Please call the police! I am trapped in my house. I have been trapped in here for 10 days. We are surviving on chicken nuggets, hot dogs, and boxed mac & cheese! We already ran out of Goldfish, cheese sticks, and granola bars! My captor is getting more unpleasant each day! I hear him calling for me from the play room.
"MOMMY!" I wait...Hoping the sound was just a large bird from outside.
"MOMMY! MOMMY!" I walk into the play room to find him sprawled on the couch with Bobby his stuffed bunny watching what is most likely his 5th house of cartoons on the TV.
"Yes, dear" I ask sweetly as not to arouse suspicion that I am a hair away from locking him in the basement and making my escape.
"I can't reach my juice!"
"Your juice? The juice right next to you on the couch?" I ask seeing a sippy cup of juice next to his little thigh.
"Yes. I can't reach it. I'm to sick to bend." He looks over at me with his sad hazel eyes and rosy red cheeks. This blond angelic little face belongs to a sick 5 year old boy. A very sick, grumpy, miserable little boy who counting today has missed 6 days of school and kept me and his sister trapped in this house for 10 days.
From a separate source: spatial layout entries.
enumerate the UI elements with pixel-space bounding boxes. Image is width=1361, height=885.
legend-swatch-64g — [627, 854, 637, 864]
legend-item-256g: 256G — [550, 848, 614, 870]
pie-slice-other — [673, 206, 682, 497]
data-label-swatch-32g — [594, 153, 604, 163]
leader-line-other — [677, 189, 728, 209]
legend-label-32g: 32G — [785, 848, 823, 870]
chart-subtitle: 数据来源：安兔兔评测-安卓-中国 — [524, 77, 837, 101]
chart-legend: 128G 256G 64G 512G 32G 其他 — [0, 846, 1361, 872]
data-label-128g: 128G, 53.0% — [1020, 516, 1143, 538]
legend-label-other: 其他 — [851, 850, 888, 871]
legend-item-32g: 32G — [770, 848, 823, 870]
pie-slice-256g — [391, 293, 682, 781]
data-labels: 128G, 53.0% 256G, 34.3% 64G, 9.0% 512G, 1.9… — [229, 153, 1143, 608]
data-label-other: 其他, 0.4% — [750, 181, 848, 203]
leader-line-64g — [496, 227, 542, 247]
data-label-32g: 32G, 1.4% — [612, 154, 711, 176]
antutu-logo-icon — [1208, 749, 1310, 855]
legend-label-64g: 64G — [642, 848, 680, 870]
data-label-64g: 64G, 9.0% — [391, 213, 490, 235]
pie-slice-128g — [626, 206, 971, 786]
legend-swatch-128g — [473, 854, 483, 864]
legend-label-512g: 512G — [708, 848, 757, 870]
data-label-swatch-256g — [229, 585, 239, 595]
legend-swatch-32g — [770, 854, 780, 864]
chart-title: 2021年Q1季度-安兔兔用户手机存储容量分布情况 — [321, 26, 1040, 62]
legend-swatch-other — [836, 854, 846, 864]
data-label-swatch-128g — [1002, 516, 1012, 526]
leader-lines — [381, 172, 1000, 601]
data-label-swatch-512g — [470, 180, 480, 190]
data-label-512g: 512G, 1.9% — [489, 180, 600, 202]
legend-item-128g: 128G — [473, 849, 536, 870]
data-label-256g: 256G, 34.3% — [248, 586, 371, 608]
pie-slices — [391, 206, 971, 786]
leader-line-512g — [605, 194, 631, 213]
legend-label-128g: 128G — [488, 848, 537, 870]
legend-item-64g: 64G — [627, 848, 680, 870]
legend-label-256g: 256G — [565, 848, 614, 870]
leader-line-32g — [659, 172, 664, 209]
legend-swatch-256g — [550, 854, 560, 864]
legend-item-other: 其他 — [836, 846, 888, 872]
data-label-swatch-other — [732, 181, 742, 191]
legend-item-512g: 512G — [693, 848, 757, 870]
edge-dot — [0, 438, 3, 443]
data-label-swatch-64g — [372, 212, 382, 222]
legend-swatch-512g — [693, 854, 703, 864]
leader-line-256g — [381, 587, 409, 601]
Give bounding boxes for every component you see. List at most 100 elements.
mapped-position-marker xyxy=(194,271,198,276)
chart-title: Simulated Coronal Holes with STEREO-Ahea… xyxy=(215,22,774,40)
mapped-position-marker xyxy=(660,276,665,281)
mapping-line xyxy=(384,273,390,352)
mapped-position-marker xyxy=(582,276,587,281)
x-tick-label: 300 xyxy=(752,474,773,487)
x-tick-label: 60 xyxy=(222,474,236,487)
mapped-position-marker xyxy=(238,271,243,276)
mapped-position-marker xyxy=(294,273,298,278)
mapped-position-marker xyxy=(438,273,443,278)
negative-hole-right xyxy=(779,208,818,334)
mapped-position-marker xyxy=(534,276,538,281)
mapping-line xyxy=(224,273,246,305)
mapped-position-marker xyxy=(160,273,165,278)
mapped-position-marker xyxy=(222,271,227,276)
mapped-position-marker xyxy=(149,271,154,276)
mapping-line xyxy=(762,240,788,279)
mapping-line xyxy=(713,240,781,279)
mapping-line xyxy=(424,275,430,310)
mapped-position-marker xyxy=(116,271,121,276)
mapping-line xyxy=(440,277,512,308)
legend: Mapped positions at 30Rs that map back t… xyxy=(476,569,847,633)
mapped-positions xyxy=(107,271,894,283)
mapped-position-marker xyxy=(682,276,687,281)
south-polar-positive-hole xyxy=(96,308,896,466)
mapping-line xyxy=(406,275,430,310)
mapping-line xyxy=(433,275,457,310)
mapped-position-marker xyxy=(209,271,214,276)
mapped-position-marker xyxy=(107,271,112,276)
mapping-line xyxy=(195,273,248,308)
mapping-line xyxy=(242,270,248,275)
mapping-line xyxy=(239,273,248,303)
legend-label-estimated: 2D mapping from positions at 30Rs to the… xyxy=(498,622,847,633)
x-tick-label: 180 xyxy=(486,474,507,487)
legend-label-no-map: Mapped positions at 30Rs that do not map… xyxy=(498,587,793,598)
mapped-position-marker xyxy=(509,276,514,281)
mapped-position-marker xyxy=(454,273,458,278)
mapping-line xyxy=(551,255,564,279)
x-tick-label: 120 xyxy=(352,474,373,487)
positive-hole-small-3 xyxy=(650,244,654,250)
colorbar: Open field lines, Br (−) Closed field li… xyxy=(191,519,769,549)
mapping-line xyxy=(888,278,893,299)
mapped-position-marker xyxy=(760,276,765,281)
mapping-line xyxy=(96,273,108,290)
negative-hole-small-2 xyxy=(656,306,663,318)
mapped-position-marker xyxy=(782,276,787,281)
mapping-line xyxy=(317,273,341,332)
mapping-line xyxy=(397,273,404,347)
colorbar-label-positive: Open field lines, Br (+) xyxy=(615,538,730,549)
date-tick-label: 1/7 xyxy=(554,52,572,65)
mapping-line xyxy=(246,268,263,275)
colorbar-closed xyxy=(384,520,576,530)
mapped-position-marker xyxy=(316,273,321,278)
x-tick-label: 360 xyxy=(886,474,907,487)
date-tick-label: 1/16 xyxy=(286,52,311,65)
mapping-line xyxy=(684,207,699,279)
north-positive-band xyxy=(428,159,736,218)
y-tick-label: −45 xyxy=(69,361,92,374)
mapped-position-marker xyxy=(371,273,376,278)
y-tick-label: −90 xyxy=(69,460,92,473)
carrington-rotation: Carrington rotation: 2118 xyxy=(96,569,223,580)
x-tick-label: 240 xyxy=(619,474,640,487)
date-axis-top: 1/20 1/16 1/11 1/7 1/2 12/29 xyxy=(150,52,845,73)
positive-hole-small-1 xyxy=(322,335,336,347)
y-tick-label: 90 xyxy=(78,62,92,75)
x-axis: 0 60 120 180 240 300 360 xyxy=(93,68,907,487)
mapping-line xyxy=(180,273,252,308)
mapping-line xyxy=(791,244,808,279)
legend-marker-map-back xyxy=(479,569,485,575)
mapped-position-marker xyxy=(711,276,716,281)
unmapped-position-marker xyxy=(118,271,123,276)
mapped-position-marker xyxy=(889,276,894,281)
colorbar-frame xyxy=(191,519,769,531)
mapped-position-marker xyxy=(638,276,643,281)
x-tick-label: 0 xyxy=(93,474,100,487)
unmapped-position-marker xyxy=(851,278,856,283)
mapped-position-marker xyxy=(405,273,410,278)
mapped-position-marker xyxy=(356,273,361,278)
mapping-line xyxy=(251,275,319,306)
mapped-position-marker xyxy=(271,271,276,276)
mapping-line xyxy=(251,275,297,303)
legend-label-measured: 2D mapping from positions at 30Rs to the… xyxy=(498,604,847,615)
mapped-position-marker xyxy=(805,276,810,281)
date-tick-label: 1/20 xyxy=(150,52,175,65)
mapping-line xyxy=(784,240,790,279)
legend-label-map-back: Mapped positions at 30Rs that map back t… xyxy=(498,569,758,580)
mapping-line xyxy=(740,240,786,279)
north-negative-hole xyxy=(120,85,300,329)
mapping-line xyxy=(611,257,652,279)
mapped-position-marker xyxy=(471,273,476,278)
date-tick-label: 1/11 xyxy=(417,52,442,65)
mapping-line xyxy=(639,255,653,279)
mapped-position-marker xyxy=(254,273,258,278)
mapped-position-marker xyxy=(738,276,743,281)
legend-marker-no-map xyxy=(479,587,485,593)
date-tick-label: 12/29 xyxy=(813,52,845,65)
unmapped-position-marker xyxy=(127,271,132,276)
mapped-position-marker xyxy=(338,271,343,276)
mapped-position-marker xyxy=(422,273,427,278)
I hold his juice up to his lips. He takes a short sip.
"Done!" He yells. I drop the sippy cup back onto the couch kiss his hread and leave the room. Back at the computer I try really hard not to think of the things that I am supposed to be doing.

I am supposed to be running around my girls. I am in withdrawal for all of my friends. Even the friends I spend time with that I don't really like. I miss them all! What about my gossip? I don't know anything about anyone anymore!

I am missing the Bellingham library Ding-a-linga-sing-thing. The park! I even miss the rude librarian at the Franklin branch who always makes me feel like a bad mother! I haven't been to Saver's thrift store, or Saint Vincent DePaul for 10 days! Do you know how many bargains I've missed! I have had no time to stalk the Patrioyt players who live in the area. I even missed the sure thing sighting at church! I've missed two Sundays in a row! Just when I was planning to bump into him and introduce myself...and horrify my husband.

No Hanging out at on Wenesday at Target trying to catch a look at Tedy Brusci. I heard that Randy Moss just moved to Lincoln RI, but I am sruck here so what's the differnce?

I am a good mom. I was Mary Poppins for the first 3 days. Then I was Mrs. Doubtfire for days 4-7. Then by day 8 I turned into Rosanne, Now that it's day 10 I am Cruella De'ville! If only on the inside, but I am so out of TLC! I have also gained 5 pounds and lost about 48 combined hours of sleep.

I am done, I planning my escape! If they put out an alert, please foget you read this!